Page 25 of The Devils' Darling

Shit. I glance at my watch, then I message Tino.

The reply takes a moment but then flashes onto my phone.

Thank fuck.

We will need weapons when they get here. Plenty of them.

We’re going to war.

Chapter 9

Tino

The men my father has sent me include two of his highest-ranking soldiers, Leon and Diego. Leon in particular is as deadly a motherfucker as I’ve ever met.

He looks at me, taking me in. “Good to see you, Mr. Martinez.” He extends his hand to shake mine, his grip firm. “Your father says there’s a situation here needs handling.”

“Yes, someone has something of mine. I want to get her back.”

“Her?” Diego’s face splits into a wide grin. “You found yourself a woman?”

“Yes, I did.” I don’t tell them I share that woman with two other men. In my culture, that’s a hanging offense. They’d as likely kill me as they would Stepanov and his men.

“Well, well, well, maybe there will be a wedding soon.”

His words hit me deep. There won’t be a wedding because how can she marry only one of us? I’d love to marry her and make her truly mine—to call her my wife—but she’s not mine, she’s ours, and there’s no law where we can all marry her.

I glance over at the rest of the men. Seven of them, all of fighting age. I grin when they unload the crates from the back of the private plane. This is a rarely used airstrip, and my father said he’d been given the promise of people looking the other way while we unloaded.

“There are some gifts from your father.” Diego points to the crates. “He organized some vehicles, too, for us to transport these in.”

“Let me guess, less cigars and brandy, and more guns and grenades?” I laugh, despite the situation.

“You guessed right.”

I don’t like my father. I’m not sure I ever will, but right now, in this moment, I’m fucking grateful to him.

As the men load up the two Land Rovers that are waiting courtesy of my father, engines idling, I glance around me, making sure no one is watching.

Then I place a call.

Dom answers immediately. “Yeah?”

“You’re going to need to give your dad a head’s up. We’re coming in heavy. I need waving through security. We have a lot of weapons. Is he going to allow that?”

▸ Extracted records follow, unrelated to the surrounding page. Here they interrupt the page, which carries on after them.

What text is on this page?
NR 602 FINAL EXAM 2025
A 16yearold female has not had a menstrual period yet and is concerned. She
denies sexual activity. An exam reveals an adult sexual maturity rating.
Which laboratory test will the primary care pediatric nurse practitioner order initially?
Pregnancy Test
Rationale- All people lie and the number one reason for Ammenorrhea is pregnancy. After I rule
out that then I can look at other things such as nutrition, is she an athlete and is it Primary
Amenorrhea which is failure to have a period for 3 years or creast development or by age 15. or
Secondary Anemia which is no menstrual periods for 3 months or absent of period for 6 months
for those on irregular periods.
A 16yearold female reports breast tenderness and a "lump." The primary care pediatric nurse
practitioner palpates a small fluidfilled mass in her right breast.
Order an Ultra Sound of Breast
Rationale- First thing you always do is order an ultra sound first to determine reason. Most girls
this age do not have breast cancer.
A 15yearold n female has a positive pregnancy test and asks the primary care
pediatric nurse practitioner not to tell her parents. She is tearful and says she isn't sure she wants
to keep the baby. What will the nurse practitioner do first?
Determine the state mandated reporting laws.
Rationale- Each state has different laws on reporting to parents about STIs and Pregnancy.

Nataniele would never allow anyone else onto his grounds armed to the teeth this way. By letting me in with these men and the weapons they’ve brought, he potentially puts himself and the school in harm’s way. It means he trusts me.

I’ve basically got my own small militia unit now.

The power sends a tingling thrill down my spine. One day, everything my father owns will be mine. Not merely wealth, but enough men and firepower to take over a small nation. That’s why my father never moved to America, and never let my mother take me and my sister back to her birth nation. Once you live here, you must start playing by their rules.

Nataniele’s power is as much soft power as it is hard. It’s as dependent on having the right senator in your pocket, and the right police chief reporting to you, as it is on the number of armed men working for you. I don’t have the time or inclination for the schmoozing that entails.

This is how my family does things.

We kick down doors and go in guns blazing.